Dengan alat-alat itu murid- murid Setiyana bisa menguji coba zat-zat yang ada di sekitar dan melihat apakah yang dibawanya termasuk koloid atau tidak. "Pada prinsipnya, saya ingin setiap siswa dapat memahami materi pelajaran melalui praktik, bukan sekadar menghafal," ujarnya.
Proses membuat alat-alat peraga tentulah tak sesederhana yang terlihat dari cara kerjanya. Mulai dari ide hingga terciptanya sebuah alat, Setiyana menghabiskan waktu sekitar setahun. Setelah itu, dia baru menerapkan dalam kegiatan pembelajaran di sekolah.
"Dalam proses itulah, para siswa juga kerap mengkritik. Dari pendapat yang mereka berikan, saya dapat menyempurnakan alat-alat peraga itu," ceritanya.
Sumber inspirasi
Baginya, siswa juga menjadi sumber inspirasi. Ide membuat alat peraga bisa muncul dari kebutuhan siswa saat mengikuti pelajaran di kelas.

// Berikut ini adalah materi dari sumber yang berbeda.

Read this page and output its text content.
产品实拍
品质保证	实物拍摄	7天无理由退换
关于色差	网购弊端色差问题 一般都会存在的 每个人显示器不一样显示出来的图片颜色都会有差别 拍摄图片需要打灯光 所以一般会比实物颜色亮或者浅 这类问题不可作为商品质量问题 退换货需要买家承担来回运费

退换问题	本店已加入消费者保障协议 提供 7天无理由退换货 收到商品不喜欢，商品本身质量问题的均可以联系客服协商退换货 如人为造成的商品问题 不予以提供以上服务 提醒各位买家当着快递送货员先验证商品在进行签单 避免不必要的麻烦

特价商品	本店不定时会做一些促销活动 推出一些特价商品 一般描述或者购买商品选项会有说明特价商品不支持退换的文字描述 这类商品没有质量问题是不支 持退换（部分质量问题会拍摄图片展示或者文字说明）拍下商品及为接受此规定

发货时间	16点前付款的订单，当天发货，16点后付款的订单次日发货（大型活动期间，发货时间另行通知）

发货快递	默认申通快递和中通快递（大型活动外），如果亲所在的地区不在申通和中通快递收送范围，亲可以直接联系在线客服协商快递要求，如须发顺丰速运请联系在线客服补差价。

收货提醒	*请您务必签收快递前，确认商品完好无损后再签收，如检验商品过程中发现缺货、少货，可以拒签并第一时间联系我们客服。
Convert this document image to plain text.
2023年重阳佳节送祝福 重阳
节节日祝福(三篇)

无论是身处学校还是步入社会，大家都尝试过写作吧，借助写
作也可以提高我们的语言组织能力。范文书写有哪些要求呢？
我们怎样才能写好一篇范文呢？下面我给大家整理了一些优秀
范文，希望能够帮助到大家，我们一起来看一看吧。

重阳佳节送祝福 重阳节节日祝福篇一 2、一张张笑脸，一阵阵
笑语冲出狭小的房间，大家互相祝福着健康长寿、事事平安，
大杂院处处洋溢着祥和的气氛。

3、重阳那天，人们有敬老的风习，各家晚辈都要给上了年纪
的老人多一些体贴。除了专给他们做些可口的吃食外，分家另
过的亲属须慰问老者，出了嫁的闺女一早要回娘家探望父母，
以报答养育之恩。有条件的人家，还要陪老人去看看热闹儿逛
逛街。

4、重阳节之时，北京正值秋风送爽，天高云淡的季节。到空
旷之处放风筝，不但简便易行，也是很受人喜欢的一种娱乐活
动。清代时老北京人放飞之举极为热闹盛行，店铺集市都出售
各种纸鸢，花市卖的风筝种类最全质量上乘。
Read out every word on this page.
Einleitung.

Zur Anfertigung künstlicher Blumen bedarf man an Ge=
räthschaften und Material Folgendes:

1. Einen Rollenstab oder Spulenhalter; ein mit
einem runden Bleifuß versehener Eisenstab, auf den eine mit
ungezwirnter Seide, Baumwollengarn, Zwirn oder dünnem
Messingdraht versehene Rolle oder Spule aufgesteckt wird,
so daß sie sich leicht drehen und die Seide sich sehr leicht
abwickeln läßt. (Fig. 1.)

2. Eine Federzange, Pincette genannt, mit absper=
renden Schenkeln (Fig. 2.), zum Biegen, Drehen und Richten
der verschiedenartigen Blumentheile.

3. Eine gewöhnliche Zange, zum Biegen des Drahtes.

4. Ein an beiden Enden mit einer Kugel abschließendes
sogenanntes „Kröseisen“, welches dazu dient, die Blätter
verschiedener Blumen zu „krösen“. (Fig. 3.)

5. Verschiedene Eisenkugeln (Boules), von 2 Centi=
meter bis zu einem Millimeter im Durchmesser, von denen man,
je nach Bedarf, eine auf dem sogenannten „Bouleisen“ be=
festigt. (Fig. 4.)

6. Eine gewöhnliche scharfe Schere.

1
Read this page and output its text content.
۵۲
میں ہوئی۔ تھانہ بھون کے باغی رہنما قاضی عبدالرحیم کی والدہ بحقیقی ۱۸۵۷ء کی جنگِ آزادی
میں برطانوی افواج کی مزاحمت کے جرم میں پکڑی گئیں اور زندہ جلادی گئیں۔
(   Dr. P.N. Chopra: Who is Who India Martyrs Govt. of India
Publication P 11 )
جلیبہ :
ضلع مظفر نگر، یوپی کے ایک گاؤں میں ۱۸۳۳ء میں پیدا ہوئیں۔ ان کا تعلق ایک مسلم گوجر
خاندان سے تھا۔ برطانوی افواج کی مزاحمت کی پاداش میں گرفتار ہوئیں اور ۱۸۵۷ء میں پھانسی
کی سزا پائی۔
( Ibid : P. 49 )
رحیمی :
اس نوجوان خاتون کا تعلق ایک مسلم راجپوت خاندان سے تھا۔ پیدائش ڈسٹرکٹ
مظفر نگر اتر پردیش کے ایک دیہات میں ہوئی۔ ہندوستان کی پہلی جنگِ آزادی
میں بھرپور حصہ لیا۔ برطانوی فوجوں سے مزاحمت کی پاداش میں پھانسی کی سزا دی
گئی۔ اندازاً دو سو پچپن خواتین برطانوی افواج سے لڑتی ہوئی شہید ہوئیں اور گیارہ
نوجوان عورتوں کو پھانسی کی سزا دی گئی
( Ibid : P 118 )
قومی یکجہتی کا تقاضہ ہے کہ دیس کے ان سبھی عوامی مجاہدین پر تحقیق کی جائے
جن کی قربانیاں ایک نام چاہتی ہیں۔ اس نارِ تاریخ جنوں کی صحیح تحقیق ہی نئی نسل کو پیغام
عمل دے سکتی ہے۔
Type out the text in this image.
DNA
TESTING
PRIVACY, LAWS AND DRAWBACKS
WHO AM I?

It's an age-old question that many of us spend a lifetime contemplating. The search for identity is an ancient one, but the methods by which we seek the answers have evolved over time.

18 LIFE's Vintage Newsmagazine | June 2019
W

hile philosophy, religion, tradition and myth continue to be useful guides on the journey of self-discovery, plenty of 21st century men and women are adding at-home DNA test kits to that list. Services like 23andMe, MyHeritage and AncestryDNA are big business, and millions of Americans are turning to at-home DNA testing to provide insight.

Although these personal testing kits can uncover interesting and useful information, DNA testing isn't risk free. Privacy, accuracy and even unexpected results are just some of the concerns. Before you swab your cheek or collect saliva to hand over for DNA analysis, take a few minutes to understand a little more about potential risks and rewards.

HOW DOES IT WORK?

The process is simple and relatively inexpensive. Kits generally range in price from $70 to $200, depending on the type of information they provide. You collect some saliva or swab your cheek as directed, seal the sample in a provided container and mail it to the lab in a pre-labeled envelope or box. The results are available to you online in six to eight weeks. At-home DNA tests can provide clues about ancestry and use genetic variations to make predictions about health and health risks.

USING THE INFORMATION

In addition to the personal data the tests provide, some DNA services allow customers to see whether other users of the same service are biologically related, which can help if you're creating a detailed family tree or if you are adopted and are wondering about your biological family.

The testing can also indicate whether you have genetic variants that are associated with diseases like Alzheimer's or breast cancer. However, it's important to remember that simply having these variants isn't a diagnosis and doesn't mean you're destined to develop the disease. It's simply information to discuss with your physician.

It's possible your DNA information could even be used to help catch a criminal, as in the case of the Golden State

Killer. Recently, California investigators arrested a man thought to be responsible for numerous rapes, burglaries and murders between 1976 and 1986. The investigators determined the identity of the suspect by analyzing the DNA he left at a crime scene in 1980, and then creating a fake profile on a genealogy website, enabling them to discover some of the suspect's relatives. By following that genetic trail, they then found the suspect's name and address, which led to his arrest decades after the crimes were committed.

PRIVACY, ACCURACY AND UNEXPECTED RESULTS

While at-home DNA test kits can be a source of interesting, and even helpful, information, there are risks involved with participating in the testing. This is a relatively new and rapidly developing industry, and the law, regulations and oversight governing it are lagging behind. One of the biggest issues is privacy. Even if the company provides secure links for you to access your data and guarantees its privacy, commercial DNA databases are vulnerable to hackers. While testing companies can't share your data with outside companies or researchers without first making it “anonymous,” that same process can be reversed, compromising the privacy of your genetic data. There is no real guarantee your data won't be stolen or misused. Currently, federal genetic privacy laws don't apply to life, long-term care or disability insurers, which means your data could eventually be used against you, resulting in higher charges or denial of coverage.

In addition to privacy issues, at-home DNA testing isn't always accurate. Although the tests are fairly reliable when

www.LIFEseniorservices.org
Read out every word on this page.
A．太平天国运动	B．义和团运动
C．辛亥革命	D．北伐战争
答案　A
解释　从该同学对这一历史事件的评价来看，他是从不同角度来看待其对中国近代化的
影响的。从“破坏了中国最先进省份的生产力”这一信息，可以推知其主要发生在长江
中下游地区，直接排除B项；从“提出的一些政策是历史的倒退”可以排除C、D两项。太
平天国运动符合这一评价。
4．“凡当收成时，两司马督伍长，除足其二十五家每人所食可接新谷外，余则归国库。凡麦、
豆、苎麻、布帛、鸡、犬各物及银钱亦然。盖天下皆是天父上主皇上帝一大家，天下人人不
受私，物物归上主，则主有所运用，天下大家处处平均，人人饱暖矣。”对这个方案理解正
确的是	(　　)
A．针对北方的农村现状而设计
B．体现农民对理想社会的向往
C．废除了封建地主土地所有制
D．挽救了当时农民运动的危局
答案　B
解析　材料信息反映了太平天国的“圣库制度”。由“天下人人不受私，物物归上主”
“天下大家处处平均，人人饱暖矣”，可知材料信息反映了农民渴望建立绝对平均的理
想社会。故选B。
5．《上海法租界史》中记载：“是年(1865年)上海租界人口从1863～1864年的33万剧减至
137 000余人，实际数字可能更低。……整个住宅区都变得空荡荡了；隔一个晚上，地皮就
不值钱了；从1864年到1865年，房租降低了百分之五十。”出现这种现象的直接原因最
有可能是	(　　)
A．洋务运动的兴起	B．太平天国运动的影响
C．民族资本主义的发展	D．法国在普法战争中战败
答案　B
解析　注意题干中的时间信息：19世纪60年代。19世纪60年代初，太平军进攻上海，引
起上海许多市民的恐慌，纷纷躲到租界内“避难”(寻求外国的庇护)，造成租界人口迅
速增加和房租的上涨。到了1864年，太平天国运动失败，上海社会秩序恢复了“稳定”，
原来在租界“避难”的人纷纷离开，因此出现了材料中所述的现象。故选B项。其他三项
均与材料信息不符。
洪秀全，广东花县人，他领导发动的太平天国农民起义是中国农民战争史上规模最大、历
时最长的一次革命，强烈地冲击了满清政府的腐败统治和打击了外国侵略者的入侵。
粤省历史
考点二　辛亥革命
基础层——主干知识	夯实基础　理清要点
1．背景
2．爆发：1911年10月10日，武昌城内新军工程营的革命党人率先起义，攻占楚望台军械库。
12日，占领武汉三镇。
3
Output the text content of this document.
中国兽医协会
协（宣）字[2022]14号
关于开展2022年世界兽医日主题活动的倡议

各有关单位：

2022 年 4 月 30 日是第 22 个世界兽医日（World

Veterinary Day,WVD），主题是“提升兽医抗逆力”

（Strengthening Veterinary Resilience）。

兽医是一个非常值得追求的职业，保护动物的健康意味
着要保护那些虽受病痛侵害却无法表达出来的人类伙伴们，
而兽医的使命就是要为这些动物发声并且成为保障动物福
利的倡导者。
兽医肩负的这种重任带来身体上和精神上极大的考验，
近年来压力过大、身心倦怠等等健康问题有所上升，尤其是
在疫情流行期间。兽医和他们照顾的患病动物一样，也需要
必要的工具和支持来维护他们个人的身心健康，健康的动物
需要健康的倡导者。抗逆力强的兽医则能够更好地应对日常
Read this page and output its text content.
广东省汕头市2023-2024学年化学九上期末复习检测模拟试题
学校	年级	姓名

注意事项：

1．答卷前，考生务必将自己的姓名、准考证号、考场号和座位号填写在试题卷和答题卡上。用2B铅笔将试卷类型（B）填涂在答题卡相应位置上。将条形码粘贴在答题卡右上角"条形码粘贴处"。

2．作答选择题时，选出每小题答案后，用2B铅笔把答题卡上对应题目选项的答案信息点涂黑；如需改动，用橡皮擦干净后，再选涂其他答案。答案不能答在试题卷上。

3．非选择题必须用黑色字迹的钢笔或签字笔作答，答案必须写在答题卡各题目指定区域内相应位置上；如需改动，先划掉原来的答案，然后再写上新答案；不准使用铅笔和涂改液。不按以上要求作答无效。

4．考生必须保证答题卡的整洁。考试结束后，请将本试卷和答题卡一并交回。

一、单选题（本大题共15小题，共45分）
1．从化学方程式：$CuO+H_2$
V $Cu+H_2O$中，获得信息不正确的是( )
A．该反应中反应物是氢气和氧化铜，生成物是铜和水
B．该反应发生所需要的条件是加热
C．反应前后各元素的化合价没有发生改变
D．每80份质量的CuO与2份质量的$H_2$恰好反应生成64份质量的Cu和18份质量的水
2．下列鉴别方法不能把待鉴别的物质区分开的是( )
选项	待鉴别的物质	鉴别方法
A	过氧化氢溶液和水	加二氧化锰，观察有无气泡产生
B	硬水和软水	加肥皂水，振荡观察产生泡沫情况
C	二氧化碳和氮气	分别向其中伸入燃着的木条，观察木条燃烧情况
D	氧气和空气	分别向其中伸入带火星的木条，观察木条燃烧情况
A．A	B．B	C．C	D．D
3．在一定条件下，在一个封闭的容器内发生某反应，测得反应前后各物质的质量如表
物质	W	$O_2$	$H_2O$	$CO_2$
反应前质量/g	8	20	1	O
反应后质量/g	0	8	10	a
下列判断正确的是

"Terkadang ide itu datang dari siswa saat kami ngobrol di luar kelas," ujar Setiyana yang juga menjadi pembimbing karya ilmiah remaja SMA Negeri Bandongan ini.
Agar tak ketinggalan zaman, ia rajin menyempurnakan alat-alat peraga yang dibuatnya berdasarkan informasi baru yang diaksesnya lewat internet atau buku baru yang dibelinya.
Beruntung, istrinya, Eny Nastyanti, juga berprofesi sebagai guru kimia di sebuah SMA di Kecamatan Mungkid, Magelang. "Istri saya ikut menyumbang ide. Dia mendukung setiap upaya saya dalam membuat alat peraga," katanya.
Bercerita tentang proses pembuatan alat peraga, Setiyana selalu menyimpan setiap ide yang muncul dalam agenda yang selalu dibawanya. Dengan demikian, begitu dia punya waktu senggang, catatan itu bisa dibuka dan siap menjadi "bibit" untuk diwujudkan sebagai alat peraga.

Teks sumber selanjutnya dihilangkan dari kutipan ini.